In the dusk of that spring evening the two shadowy figures of the young women converged upon the assistant-steward’s newly-turfed mound; and at that solemn place and hour, the one of birth and beauty unfolded her tale: how she had loved him and married him secretly; how he had died in her chamber; and how, to keep her secret, she had dragged him to his own door.

‘Married him, my lady!’ said the rustic maiden, starting back.

‘I have said so,’ replied Lady Caroline. ‘But it was a mad thing, and a mistaken course. He ought to have married you. You, Milly, were peculiarly his. But you lost him.’

‘Yes,’ said the poor girl; ‘and for that they laughed at me. “Ha–ha, you mid love him, Milly,” they said; “but he will not love you!”‘

‘Victory over such unkind jeerers would be sweet,’ said Lady Caroline. ‘You lost him in life; but you may have him in death as if you had had him in life; and so turn the tables upon them.’

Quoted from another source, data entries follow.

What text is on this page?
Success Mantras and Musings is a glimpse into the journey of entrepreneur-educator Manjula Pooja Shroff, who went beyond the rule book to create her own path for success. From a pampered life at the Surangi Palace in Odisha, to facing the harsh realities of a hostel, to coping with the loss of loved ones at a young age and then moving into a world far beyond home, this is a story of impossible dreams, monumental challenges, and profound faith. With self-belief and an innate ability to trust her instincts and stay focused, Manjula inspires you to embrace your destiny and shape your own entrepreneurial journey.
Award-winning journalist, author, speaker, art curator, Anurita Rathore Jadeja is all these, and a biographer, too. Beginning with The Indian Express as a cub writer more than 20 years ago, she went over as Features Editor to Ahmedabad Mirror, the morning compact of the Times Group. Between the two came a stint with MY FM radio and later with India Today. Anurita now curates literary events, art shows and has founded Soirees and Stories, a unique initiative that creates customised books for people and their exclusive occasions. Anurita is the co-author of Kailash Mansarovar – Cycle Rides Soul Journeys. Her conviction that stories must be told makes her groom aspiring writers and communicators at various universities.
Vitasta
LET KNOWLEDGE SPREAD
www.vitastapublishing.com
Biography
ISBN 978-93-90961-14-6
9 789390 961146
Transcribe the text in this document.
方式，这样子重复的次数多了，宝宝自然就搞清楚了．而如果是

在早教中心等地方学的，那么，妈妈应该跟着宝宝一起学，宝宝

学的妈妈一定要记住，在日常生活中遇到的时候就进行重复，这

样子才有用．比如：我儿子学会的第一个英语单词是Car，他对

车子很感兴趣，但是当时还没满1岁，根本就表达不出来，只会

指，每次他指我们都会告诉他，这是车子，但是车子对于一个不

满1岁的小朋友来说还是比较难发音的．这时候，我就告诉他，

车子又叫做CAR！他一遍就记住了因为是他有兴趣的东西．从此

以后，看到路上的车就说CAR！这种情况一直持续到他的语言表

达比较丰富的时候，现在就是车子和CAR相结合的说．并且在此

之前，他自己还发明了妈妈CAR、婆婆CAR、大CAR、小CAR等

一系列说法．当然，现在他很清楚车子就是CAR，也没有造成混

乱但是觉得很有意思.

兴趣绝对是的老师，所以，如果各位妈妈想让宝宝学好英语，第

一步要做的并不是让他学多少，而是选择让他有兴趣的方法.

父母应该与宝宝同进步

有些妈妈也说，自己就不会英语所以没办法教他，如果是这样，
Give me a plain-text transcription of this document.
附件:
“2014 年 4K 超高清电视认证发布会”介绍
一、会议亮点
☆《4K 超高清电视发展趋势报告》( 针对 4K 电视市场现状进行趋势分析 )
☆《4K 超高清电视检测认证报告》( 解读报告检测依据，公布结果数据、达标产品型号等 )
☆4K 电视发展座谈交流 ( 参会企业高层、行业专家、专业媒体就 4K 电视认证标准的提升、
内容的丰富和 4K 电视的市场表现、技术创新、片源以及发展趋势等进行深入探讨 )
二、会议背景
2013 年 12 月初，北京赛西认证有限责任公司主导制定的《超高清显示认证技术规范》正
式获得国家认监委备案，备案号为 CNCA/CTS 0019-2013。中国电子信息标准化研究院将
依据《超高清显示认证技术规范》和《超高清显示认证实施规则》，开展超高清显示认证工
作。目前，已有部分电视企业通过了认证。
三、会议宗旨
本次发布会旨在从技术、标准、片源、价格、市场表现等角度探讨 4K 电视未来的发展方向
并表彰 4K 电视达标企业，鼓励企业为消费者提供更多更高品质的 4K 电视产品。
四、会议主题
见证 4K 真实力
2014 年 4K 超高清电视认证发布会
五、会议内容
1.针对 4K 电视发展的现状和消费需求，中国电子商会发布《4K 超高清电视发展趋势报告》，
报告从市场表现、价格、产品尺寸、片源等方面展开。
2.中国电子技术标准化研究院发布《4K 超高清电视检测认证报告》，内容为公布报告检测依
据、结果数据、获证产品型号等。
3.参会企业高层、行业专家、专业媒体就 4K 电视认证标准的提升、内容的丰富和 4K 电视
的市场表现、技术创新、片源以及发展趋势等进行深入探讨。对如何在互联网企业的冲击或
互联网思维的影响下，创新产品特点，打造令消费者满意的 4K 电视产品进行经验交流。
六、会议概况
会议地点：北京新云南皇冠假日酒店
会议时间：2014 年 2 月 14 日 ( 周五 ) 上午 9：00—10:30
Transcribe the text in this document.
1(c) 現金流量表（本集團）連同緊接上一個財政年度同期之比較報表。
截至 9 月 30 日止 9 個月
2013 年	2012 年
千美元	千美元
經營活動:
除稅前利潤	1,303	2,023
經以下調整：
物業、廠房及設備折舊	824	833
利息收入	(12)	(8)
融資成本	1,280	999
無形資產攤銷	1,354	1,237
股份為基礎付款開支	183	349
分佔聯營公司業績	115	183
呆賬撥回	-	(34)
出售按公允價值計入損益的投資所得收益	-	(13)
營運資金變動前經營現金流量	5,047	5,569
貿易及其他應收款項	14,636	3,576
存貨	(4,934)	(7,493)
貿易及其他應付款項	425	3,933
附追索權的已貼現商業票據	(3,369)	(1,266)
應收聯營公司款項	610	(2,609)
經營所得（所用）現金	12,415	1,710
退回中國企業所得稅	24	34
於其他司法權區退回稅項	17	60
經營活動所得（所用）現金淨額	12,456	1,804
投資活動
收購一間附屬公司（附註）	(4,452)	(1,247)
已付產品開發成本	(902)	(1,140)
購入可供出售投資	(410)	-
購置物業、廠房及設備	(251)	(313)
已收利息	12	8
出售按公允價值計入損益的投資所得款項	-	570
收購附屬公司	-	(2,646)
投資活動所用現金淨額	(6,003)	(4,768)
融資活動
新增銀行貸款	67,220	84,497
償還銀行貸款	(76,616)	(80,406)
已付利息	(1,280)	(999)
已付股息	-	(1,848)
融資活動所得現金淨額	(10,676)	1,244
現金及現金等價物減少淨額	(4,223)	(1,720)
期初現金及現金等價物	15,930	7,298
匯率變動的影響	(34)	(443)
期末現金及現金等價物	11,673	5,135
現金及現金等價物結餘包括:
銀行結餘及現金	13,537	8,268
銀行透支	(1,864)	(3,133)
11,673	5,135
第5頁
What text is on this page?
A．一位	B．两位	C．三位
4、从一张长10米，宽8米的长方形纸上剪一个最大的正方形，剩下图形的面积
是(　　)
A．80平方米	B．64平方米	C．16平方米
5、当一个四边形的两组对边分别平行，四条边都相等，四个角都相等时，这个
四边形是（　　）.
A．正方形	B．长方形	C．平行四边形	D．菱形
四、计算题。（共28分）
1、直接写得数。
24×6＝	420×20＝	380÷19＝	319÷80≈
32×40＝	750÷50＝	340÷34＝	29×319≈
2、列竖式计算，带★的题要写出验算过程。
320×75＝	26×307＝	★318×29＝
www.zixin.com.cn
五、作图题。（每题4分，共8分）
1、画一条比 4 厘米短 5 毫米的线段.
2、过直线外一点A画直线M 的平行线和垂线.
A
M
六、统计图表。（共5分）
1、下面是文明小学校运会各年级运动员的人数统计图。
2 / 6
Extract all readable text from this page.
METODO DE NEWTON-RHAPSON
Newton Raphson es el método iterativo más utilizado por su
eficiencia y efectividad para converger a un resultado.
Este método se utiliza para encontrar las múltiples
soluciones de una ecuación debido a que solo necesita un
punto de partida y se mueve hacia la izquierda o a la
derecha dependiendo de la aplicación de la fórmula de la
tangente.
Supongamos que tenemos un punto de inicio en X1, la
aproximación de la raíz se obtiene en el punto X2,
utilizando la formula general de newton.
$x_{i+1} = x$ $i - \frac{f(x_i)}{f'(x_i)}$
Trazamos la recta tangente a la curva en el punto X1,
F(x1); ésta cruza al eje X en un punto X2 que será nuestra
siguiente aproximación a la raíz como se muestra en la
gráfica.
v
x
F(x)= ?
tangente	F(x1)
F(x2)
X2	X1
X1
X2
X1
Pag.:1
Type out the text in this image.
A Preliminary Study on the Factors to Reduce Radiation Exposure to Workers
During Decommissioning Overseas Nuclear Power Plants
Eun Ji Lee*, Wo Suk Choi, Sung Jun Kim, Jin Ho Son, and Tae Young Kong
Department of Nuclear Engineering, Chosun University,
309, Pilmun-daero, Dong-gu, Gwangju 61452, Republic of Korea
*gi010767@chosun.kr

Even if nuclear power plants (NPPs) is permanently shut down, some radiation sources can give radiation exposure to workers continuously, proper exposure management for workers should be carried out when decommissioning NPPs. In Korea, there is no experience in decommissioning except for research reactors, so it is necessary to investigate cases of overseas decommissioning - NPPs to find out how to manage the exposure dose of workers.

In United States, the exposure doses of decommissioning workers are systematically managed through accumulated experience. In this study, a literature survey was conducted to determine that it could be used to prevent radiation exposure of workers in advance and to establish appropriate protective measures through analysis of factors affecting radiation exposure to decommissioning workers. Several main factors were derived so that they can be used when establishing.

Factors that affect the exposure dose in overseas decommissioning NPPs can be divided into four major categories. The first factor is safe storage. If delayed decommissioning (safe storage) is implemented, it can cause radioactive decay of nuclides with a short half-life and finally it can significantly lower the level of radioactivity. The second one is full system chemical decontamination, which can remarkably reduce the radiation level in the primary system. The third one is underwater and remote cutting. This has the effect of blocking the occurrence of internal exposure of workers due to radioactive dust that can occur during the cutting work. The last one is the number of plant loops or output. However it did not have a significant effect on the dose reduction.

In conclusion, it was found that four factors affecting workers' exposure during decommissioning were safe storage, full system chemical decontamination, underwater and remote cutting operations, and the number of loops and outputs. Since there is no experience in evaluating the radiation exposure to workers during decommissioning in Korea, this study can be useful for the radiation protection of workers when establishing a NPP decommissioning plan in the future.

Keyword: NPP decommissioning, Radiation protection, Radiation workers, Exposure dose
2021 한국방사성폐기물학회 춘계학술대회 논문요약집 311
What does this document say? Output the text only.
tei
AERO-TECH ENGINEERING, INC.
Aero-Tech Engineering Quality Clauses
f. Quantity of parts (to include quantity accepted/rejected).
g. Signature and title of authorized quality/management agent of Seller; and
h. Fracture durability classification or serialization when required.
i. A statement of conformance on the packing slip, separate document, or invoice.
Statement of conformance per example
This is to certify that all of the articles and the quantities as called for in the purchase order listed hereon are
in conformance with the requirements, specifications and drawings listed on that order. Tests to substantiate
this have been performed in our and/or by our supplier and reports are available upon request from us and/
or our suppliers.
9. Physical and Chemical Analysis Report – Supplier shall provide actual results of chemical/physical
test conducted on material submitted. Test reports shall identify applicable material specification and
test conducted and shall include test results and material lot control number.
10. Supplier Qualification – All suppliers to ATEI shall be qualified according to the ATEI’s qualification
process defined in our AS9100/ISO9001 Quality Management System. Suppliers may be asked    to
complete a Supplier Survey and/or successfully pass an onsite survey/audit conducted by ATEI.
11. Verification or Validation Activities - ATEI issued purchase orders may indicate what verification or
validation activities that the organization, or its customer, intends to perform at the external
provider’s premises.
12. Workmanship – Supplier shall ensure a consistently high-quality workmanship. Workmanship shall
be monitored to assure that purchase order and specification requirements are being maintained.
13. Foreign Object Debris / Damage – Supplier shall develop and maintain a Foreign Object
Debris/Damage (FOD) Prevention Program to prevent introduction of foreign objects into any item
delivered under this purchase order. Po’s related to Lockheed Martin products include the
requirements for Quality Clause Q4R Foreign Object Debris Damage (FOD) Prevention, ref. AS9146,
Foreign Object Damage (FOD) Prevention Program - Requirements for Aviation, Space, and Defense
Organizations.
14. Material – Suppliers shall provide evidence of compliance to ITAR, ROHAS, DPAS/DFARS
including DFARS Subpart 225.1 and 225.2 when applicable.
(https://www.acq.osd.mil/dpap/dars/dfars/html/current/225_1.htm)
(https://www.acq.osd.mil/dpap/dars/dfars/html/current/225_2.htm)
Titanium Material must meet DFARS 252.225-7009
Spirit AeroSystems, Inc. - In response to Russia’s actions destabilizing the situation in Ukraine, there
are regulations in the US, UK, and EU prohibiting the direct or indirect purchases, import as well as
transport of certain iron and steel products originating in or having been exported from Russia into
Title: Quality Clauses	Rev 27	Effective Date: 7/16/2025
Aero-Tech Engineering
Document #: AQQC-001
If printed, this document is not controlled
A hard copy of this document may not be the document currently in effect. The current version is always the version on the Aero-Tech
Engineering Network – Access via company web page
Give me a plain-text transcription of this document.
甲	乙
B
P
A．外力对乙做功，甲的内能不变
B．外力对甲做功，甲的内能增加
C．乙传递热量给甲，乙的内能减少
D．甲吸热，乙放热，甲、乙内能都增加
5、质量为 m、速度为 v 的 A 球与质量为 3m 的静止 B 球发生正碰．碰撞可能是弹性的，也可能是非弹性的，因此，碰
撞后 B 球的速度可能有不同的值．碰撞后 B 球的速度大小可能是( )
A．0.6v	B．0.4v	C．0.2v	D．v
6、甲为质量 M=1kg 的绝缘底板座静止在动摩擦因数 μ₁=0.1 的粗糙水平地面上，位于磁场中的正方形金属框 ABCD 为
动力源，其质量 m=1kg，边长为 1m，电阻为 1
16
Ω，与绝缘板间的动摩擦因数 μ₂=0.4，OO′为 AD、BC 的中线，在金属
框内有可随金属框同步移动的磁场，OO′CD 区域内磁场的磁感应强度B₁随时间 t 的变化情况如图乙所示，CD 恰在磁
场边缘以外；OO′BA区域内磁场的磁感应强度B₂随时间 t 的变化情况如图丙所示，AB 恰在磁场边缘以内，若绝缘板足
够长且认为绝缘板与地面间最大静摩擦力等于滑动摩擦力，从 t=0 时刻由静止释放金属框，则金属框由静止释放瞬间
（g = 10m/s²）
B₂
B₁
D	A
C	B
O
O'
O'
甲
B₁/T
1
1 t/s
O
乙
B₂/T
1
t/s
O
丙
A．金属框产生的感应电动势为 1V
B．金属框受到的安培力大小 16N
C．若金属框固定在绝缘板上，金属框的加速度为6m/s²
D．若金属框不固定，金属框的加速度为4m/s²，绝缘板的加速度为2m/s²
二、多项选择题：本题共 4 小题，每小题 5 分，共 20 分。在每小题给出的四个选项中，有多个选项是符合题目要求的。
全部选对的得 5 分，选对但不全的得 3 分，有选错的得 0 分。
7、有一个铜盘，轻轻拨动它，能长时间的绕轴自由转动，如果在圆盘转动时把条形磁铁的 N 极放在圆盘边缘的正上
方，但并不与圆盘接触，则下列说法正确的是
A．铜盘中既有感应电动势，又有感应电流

‘How?’ said the breathless girl.

The young lady then unfolded her plan, which was that Milly should go forward and declare that the young man had contracted a secret marriage (as he truly had done); that it was with her, Milly, his sweetheart; that he had been visiting her in her cottage on the evening of his death; when, on finding he was a corpse, she had carried him to his house to prevent discovery by her parents, and that she had meant to keep the whole matter a secret till the rumours afloat had forced it from her.

‘And how shall I prove this?’ said the woodman’s daughter, amazed at the boldness of the proposal.

‘Quite sufficiently. You can say, if necessary, that you were married to him at the church of St. Michael, in Bath City, in my name, as the first that occurred to you, to escape detection. That was where he married me. I will support you in this.’

‘Oh–I don’t quite like–‘

‘If you will do so,’ said the lady peremptorily, ‘I will always be your father’s friend and yours; if not, it will be otherwise. And I will give you my wedding-ring, which you shall wear as yours.’

‘Have you worn it, my lady?’

‘Only at night.’

There was not much choice in the matter, and Milly consented. Then this noble lady took from her bosom the ring she had never been able openly to exhibit, and, grasping the young girl’s hand, slipped it upon her finger as she stood upon her lover’s grave.

Milly shivered, and bowed her head, saying, ‘I feel as if I had become a corpse’s bride!’

But from that moment the maiden was heart and soul in the substitution. A blissful repose came over her spirit. It seemed to her that she had secured in death him whom in life she had vainly idolized; and she was almost content. After that the lady handed over to the young man’s new wife all the little mementoes and trinkets he had given herself; even to a locket containing his hair.